I learned life is hard but you need to be positive because you there is going to be difficult times. It’s going to be hard. But if you’re positive you will succeed.”
Breeden has been a nationally certified massage therapist since 2009.
“The seizures make it hard for him. It’s hard for him to get a job because of the seizures,” Gail Breeden said.
“I can’t read or really write, but I have a program that read to me all the way through massage school,” he said.
Gail Breeden said she scanned thousands of pages from the school work so the program could read to him.
“It was well worth it,” she said.
Kelly Forloines, Dillon’s sister, was the inspiration for becoming a massage therapist.
Gail Breeden was also diagnosed with epilepsy when she was younger.
“I guess maybe I started having seizures when I was 12. And I didn’t know what they were back then,” she said. “I had the kind where I could be walking and then you just kind of just go into a daze and you’re just sometimes I would just fall out and other times I would lose muscle control.”
It wasn’t until she had one at the dinner table that her parents knew anything about it.
“My mother said ‘What are you doing?’ And I said, well this happens to me a lot.
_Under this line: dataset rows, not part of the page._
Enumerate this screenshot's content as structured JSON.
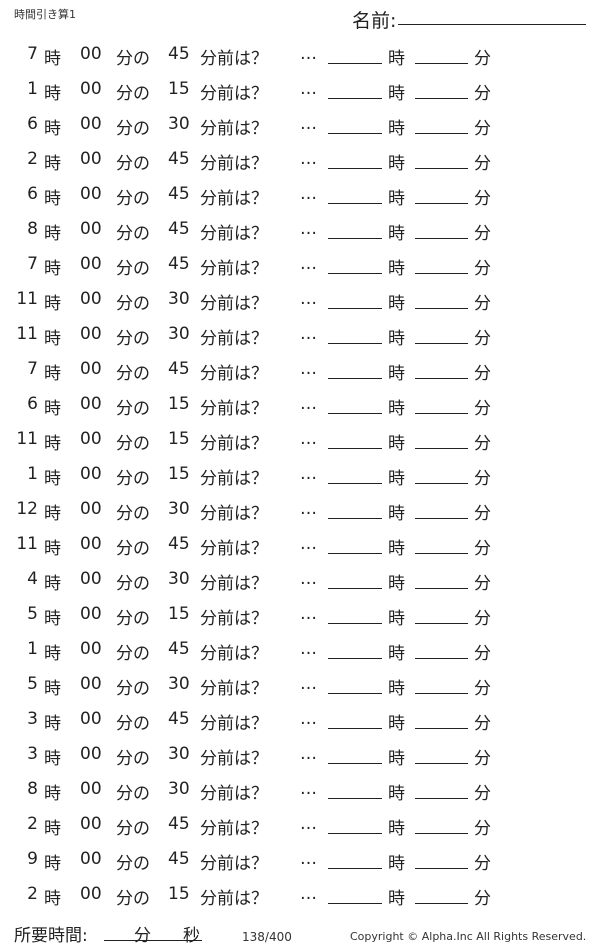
{
  "header": {
    "title": "時間引き算1",
    "name_label": "名前:"
  },
  "labels": {
    "hour": "時",
    "minute_of": "分の",
    "minute_before": "分前は？",
    "ellipsis": "…",
    "answer_hour": "時",
    "answer_minute": "分"
  },
  "problems": [
    {
      "hour": "7",
      "minute": "00",
      "offset": "45"
    },
    {
      "hour": "1",
      "minute": "00",
      "offset": "15"
    },
    {
      "hour": "6",
      "minute": "00",
      "offset": "30"
    },
    {
      "hour": "2",
      "minute": "00",
      "offset": "45"
    },
    {
      "hour": "6",
      "minute": "00",
      "offset": "45"
    },
    {
      "hour": "8",
      "minute": "00",
      "offset": "45"
    },
    {
      "hour": "7",
      "minute": "00",
      "offset": "45"
    },
    {
      "hour": "11",
      "minute": "00",
      "offset": "30"
    },
    {
      "hour": "11",
      "minute": "00",
      "offset": "30"
    },
    {
      "hour": "7",
      "minute": "00",
      "offset": "45"
    },
    {
      "hour": "6",
      "minute": "00",
      "offset": "15"
    },
    {
      "hour": "11",
      "minute": "00",
      "offset": "15"
    },
    {
      "hour": "1",
      "minute": "00",
      "offset": "15"
    },
    {
      "hour": "12",
      "minute": "00",
      "offset": "30"
    },
    {
      "hour": "11",
      "minute": "00",
      "offset": "45"
    },
    {
      "hour": "4",
      "minute": "00",
      "offset": "30"
    },
    {
      "hour": "5",
      "minute": "00",
      "offset": "15"
    },
    {
      "hour": "1",
      "minute": "00",
      "offset": "45"
    },
    {
      "hour": "5",
      "minute": "00",
      "offset": "30"
    },
    {
      "hour": "3",
      "minute": "00",
      "offset": "45"
    },
    {
      "hour": "3",
      "minute": "00",
      "offset": "30"
    },
    {
      "hour": "8",
      "minute": "00",
      "offset": "30"
    },
    {
      "hour": "2",
      "minute": "00",
      "offset": "45"
    },
    {
      "hour": "9",
      "minute": "00",
      "offset": "45"
    },
    {
      "hour": "2",
      "minute": "00",
      "offset": "15"
    }
  ],
  "footer": {
    "time_label": "所要時間:",
    "minutes": "分",
    "seconds": "秒",
    "page": "138/400",
    "copyright": "Copyright ©  Alpha.Inc All Rights Reserved."
  }
}
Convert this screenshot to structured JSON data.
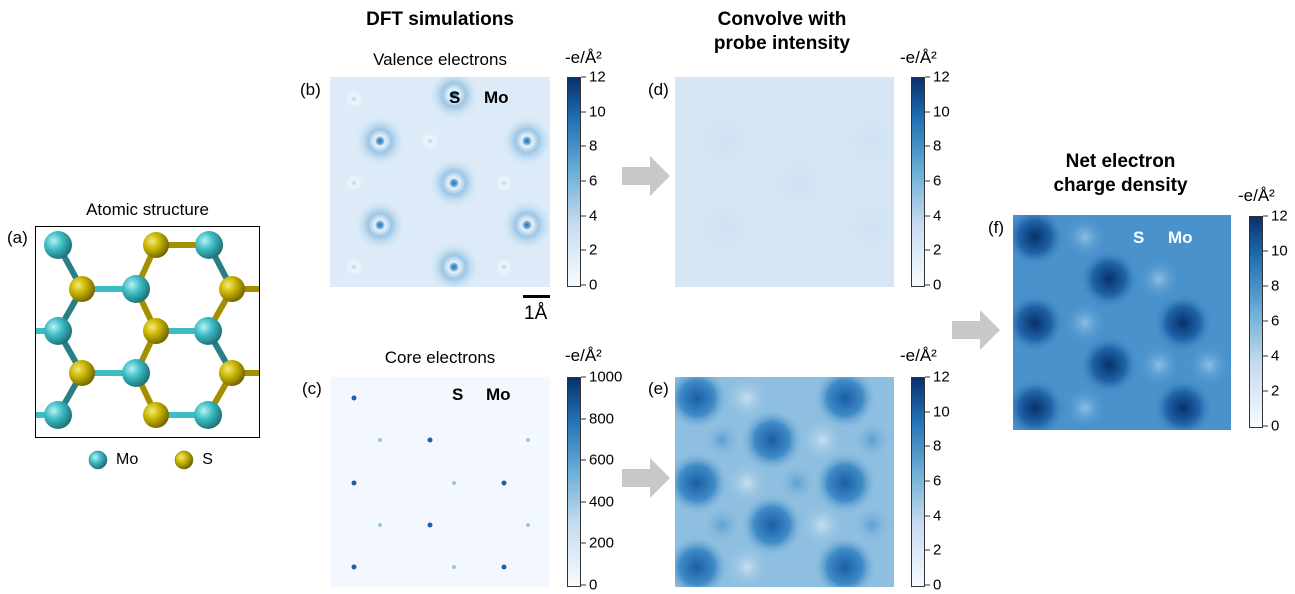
{
  "panels": {
    "a": {
      "label": "(a)",
      "title": "Atomic structure",
      "legend": [
        "Mo",
        "S"
      ]
    },
    "b": {
      "label": "(b)",
      "subtitle": "Valence electrons",
      "atom_labels": [
        "S",
        "Mo"
      ],
      "scale_bar": "1Å"
    },
    "c": {
      "label": "(c)",
      "subtitle": "Core electrons",
      "atom_labels": [
        "S",
        "Mo"
      ]
    },
    "d": {
      "label": "(d)"
    },
    "e": {
      "label": "(e)"
    },
    "f": {
      "label": "(f)",
      "atom_labels": [
        "S",
        "Mo"
      ]
    }
  },
  "headings": {
    "dft": "DFT simulations",
    "convolve_l1": "Convolve with",
    "convolve_l2": "probe intensity",
    "net_l1": "Net electron",
    "net_l2": "charge density"
  },
  "colorbars": {
    "unit": "-e/Å²",
    "ticks_12": [
      "12",
      "10",
      "8",
      "6",
      "4",
      "2",
      "0"
    ],
    "ticks_1000": [
      "1000",
      "800",
      "600",
      "400",
      "200",
      "0"
    ]
  },
  "colors": {
    "mo": "#3cbcc4",
    "s": "#c8b400",
    "arrow": "#c8c8c8",
    "cmap_low": "#f7fbff",
    "cmap_high": "#08306b"
  }
}
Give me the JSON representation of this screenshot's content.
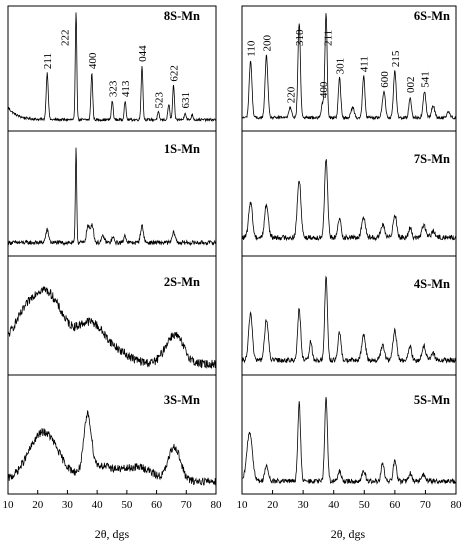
{
  "figure": {
    "left_xlabel": "2θ, dgs",
    "right_xlabel": "2θ, dgs"
  },
  "chart_data": [
    {
      "type": "line",
      "title": "8S-Mn",
      "column": "left",
      "row": 0,
      "xlim": [
        10,
        80
      ],
      "xticks": [],
      "baseline": 0.08,
      "noise": 0.012,
      "amorphous": [],
      "curve": {
        "start": 0.12,
        "decay": 3
      },
      "peaks": [
        {
          "x": 23.2,
          "h": 0.45,
          "w": 0.35
        },
        {
          "x": 32.9,
          "h": 1.05,
          "w": 0.25
        },
        {
          "x": 38.2,
          "h": 0.45,
          "w": 0.3
        },
        {
          "x": 45.1,
          "h": 0.18,
          "w": 0.3
        },
        {
          "x": 49.4,
          "h": 0.18,
          "w": 0.3
        },
        {
          "x": 55.1,
          "h": 0.52,
          "w": 0.3
        },
        {
          "x": 60.6,
          "h": 0.07,
          "w": 0.3
        },
        {
          "x": 64.1,
          "h": 0.15,
          "w": 0.3
        },
        {
          "x": 65.7,
          "h": 0.33,
          "w": 0.3
        },
        {
          "x": 69.6,
          "h": 0.07,
          "w": 0.3
        },
        {
          "x": 72.0,
          "h": 0.05,
          "w": 0.3
        }
      ],
      "peak_labels": [
        {
          "text": "211",
          "x": 23.2
        },
        {
          "text": "222",
          "x": 29.0
        },
        {
          "text": "400",
          "x": 38.2
        },
        {
          "text": "323",
          "x": 45.1
        },
        {
          "text": "413",
          "x": 49.4
        },
        {
          "text": "044",
          "x": 55.1
        },
        {
          "text": "523",
          "x": 60.6
        },
        {
          "text": "622",
          "x": 65.7
        },
        {
          "text": "631",
          "x": 69.6
        }
      ]
    },
    {
      "type": "line",
      "title": "1S-Mn",
      "column": "left",
      "row": 1,
      "xlim": [
        10,
        80
      ],
      "xticks": [],
      "baseline": 0.1,
      "noise": 0.02,
      "amorphous": [],
      "peaks": [
        {
          "x": 23.2,
          "h": 0.12,
          "w": 0.5
        },
        {
          "x": 32.9,
          "h": 0.92,
          "w": 0.22
        },
        {
          "x": 36.9,
          "h": 0.16,
          "w": 0.5
        },
        {
          "x": 38.3,
          "h": 0.18,
          "w": 0.5
        },
        {
          "x": 42.0,
          "h": 0.06,
          "w": 0.5
        },
        {
          "x": 45.3,
          "h": 0.05,
          "w": 0.4
        },
        {
          "x": 49.4,
          "h": 0.07,
          "w": 0.4
        },
        {
          "x": 55.1,
          "h": 0.16,
          "w": 0.5
        },
        {
          "x": 65.8,
          "h": 0.1,
          "w": 0.5
        }
      ],
      "peak_labels": []
    },
    {
      "type": "line",
      "title": "2S-Mn",
      "column": "left",
      "row": 2,
      "xlim": [
        10,
        80
      ],
      "xticks": [],
      "baseline": 0.08,
      "noise": 0.045,
      "peaks": [],
      "peak_labels": [],
      "amorphous": [
        {
          "x": 18,
          "h": 0.55,
          "w": 7
        },
        {
          "x": 25,
          "h": 0.35,
          "w": 5
        },
        {
          "x": 37.5,
          "h": 0.38,
          "w": 4.5
        },
        {
          "x": 46,
          "h": 0.12,
          "w": 5
        },
        {
          "x": 66,
          "h": 0.3,
          "w": 3
        }
      ]
    },
    {
      "type": "line",
      "title": "3S-Mn",
      "column": "left",
      "row": 3,
      "xlim": [
        10,
        80
      ],
      "xticks": [
        10,
        20,
        30,
        40,
        50,
        60,
        70,
        80
      ],
      "baseline": 0.1,
      "noise": 0.04,
      "peaks": [],
      "peak_labels": [],
      "amorphous": [
        {
          "x": 22,
          "h": 0.5,
          "w": 5
        },
        {
          "x": 36.8,
          "h": 0.55,
          "w": 1.2
        },
        {
          "x": 38.5,
          "h": 0.12,
          "w": 4
        },
        {
          "x": 46,
          "h": 0.1,
          "w": 5
        },
        {
          "x": 55,
          "h": 0.12,
          "w": 4
        },
        {
          "x": 66,
          "h": 0.35,
          "w": 2
        }
      ]
    },
    {
      "type": "line",
      "title": "6S-Mn",
      "column": "right",
      "row": 0,
      "xlim": [
        10,
        80
      ],
      "xticks": [],
      "baseline": 0.1,
      "noise": 0.015,
      "amorphous": [],
      "peaks": [
        {
          "x": 12.8,
          "h": 0.55,
          "w": 0.45
        },
        {
          "x": 18.0,
          "h": 0.6,
          "w": 0.45
        },
        {
          "x": 25.8,
          "h": 0.1,
          "w": 0.5
        },
        {
          "x": 28.7,
          "h": 0.92,
          "w": 0.4
        },
        {
          "x": 36.5,
          "h": 0.15,
          "w": 0.5
        },
        {
          "x": 37.5,
          "h": 1.0,
          "w": 0.35
        },
        {
          "x": 41.9,
          "h": 0.38,
          "w": 0.4
        },
        {
          "x": 46.2,
          "h": 0.1,
          "w": 0.5
        },
        {
          "x": 49.8,
          "h": 0.4,
          "w": 0.4
        },
        {
          "x": 56.4,
          "h": 0.25,
          "w": 0.5
        },
        {
          "x": 60.0,
          "h": 0.45,
          "w": 0.45
        },
        {
          "x": 65.0,
          "h": 0.2,
          "w": 0.4
        },
        {
          "x": 69.7,
          "h": 0.25,
          "w": 0.45
        },
        {
          "x": 72.5,
          "h": 0.12,
          "w": 0.5
        },
        {
          "x": 77.5,
          "h": 0.06,
          "w": 0.5
        }
      ],
      "peak_labels": [
        {
          "text": "110",
          "x": 12.8
        },
        {
          "text": "200",
          "x": 18.0
        },
        {
          "text": "220",
          "x": 25.8
        },
        {
          "text": "310",
          "x": 28.7
        },
        {
          "text": "400",
          "x": 36.5
        },
        {
          "text": "211",
          "x": 37.9
        },
        {
          "text": "301",
          "x": 41.9
        },
        {
          "text": "411",
          "x": 49.8
        },
        {
          "text": "600",
          "x": 56.4
        },
        {
          "text": "215",
          "x": 60.0
        },
        {
          "text": "002",
          "x": 65.0
        },
        {
          "text": "541",
          "x": 69.7
        }
      ]
    },
    {
      "type": "line",
      "title": "7S-Mn",
      "column": "right",
      "row": 1,
      "xlim": [
        10,
        80
      ],
      "xticks": [],
      "baseline": 0.15,
      "noise": 0.025,
      "amorphous": [],
      "peaks": [
        {
          "x": 12.8,
          "h": 0.35,
          "w": 0.6
        },
        {
          "x": 18.0,
          "h": 0.32,
          "w": 0.6
        },
        {
          "x": 28.7,
          "h": 0.55,
          "w": 0.6
        },
        {
          "x": 37.5,
          "h": 0.75,
          "w": 0.5
        },
        {
          "x": 41.9,
          "h": 0.18,
          "w": 0.5
        },
        {
          "x": 49.8,
          "h": 0.2,
          "w": 0.6
        },
        {
          "x": 56.0,
          "h": 0.12,
          "w": 0.6
        },
        {
          "x": 60.0,
          "h": 0.22,
          "w": 0.6
        },
        {
          "x": 65.0,
          "h": 0.09,
          "w": 0.5
        },
        {
          "x": 69.5,
          "h": 0.12,
          "w": 0.6
        },
        {
          "x": 72.5,
          "h": 0.06,
          "w": 0.6
        }
      ],
      "peak_labels": []
    },
    {
      "type": "line",
      "title": "4S-Mn",
      "column": "right",
      "row": 2,
      "xlim": [
        10,
        80
      ],
      "xticks": [],
      "baseline": 0.12,
      "noise": 0.025,
      "amorphous": [],
      "peaks": [
        {
          "x": 12.8,
          "h": 0.48,
          "w": 0.6
        },
        {
          "x": 18.0,
          "h": 0.42,
          "w": 0.6
        },
        {
          "x": 28.7,
          "h": 0.52,
          "w": 0.5
        },
        {
          "x": 32.5,
          "h": 0.2,
          "w": 0.4
        },
        {
          "x": 37.5,
          "h": 0.85,
          "w": 0.45
        },
        {
          "x": 41.9,
          "h": 0.28,
          "w": 0.5
        },
        {
          "x": 49.8,
          "h": 0.26,
          "w": 0.6
        },
        {
          "x": 56.0,
          "h": 0.15,
          "w": 0.6
        },
        {
          "x": 60.0,
          "h": 0.3,
          "w": 0.6
        },
        {
          "x": 65.0,
          "h": 0.14,
          "w": 0.5
        },
        {
          "x": 69.5,
          "h": 0.15,
          "w": 0.6
        },
        {
          "x": 72.5,
          "h": 0.07,
          "w": 0.6
        }
      ],
      "peak_labels": []
    },
    {
      "type": "line",
      "title": "5S-Mn",
      "column": "right",
      "row": 3,
      "xlim": [
        10,
        80
      ],
      "xticks": [
        10,
        20,
        30,
        40,
        50,
        60,
        70,
        80
      ],
      "baseline": 0.1,
      "noise": 0.025,
      "amorphous": [],
      "peaks": [
        {
          "x": 12.5,
          "h": 0.5,
          "w": 0.9
        },
        {
          "x": 18.0,
          "h": 0.15,
          "w": 0.6
        },
        {
          "x": 28.7,
          "h": 0.8,
          "w": 0.45
        },
        {
          "x": 37.5,
          "h": 0.85,
          "w": 0.45
        },
        {
          "x": 41.9,
          "h": 0.1,
          "w": 0.5
        },
        {
          "x": 49.8,
          "h": 0.1,
          "w": 0.6
        },
        {
          "x": 56.0,
          "h": 0.18,
          "w": 0.5
        },
        {
          "x": 60.0,
          "h": 0.22,
          "w": 0.5
        },
        {
          "x": 65.0,
          "h": 0.08,
          "w": 0.5
        },
        {
          "x": 69.5,
          "h": 0.07,
          "w": 0.6
        }
      ],
      "peak_labels": []
    }
  ]
}
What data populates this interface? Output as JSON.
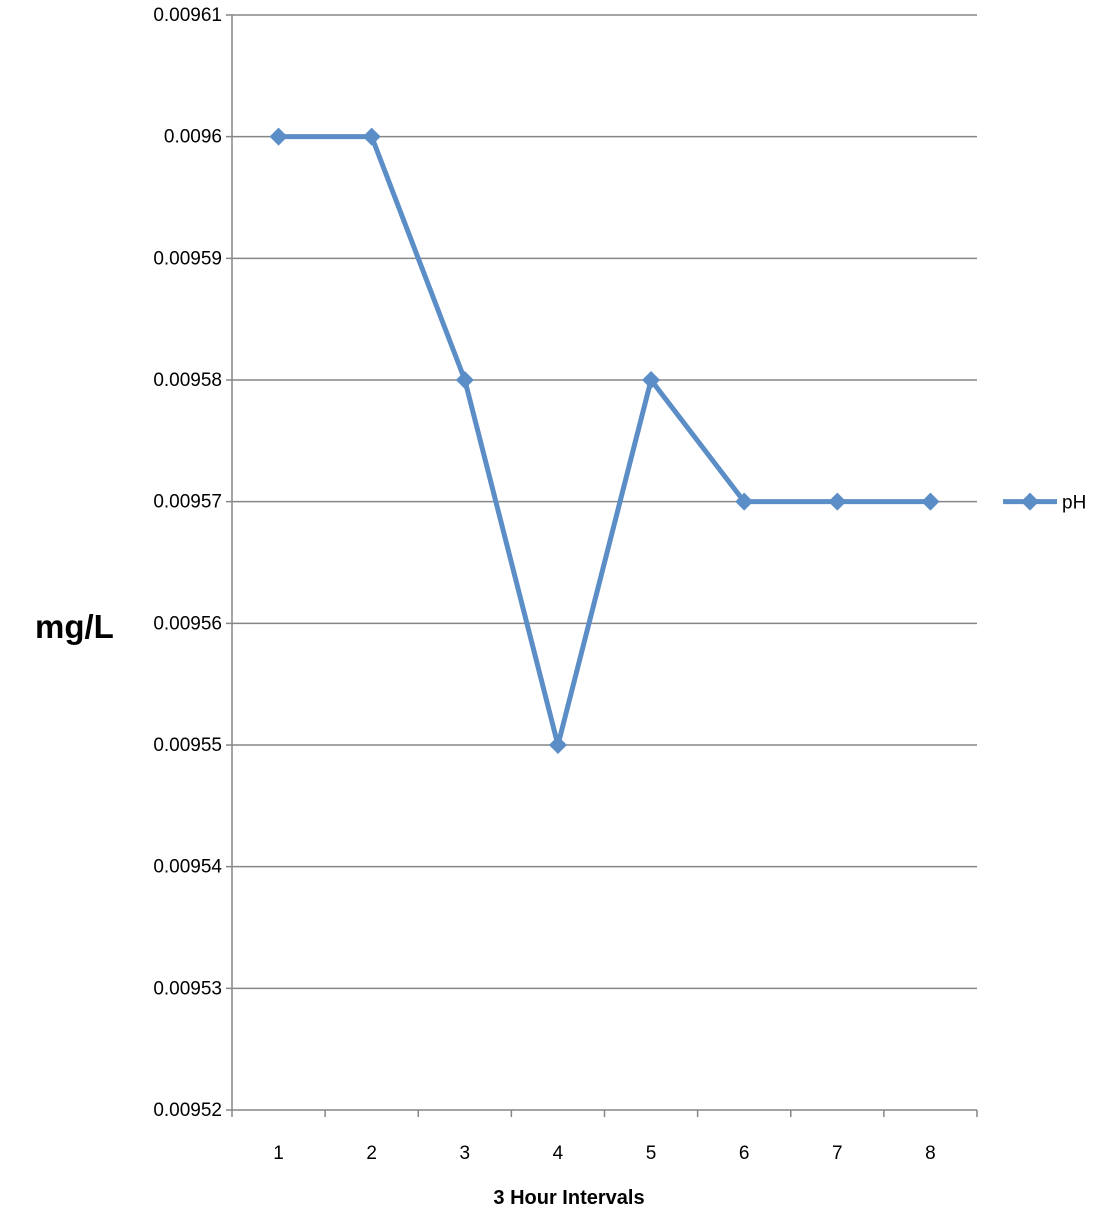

So, she took me to the hospital. I spent a week out there.”
It took about six years—and many types of medication—for Gail Breeden to become seizure free, and she has been since she was 18 years old.
“I don’t think he inherited the epilepsy from me,” Gail Breeden said. “I think it was caused from the brain bleed.”
Gail Breeden said both she and Dillon are grateful for all the friends who brought items for the bake sale, purchased items or donated online.
“And you know $1,000 is not much, but it is for a small community like Greene, it is,” she said. “I was really moved by the support that he got, that’s what touched me the most. I am just so proud of him. He’s got a kind heart, a good heart.”
She noted that with the support from the community they were able to fill the table three times.
“If every village in Virginia donated what you did, that’d be amazing,” Bischoff said. She said there are 85,000 people in Virginia who have epilepsy.
“It’s been me and him for quite a while. And then, of course, I have a daughter who’s his number one supporter,” Gail Breeden said. “Dillon is a wonderful young man. He’s, like I said, taught me patience. It’s been a long road, but he’s traveled it well.”
“One of my mottos is, ‘Yesterday’s history, tomorrow’s a mystery and today’s a gift’,” Breeden said. “Every day you’re on this Earth is a gift. I ain’t no inspiration; I’m just a kind person that wanted to donate to the most magnificent cause in the world. I hope that more people will consider donating.”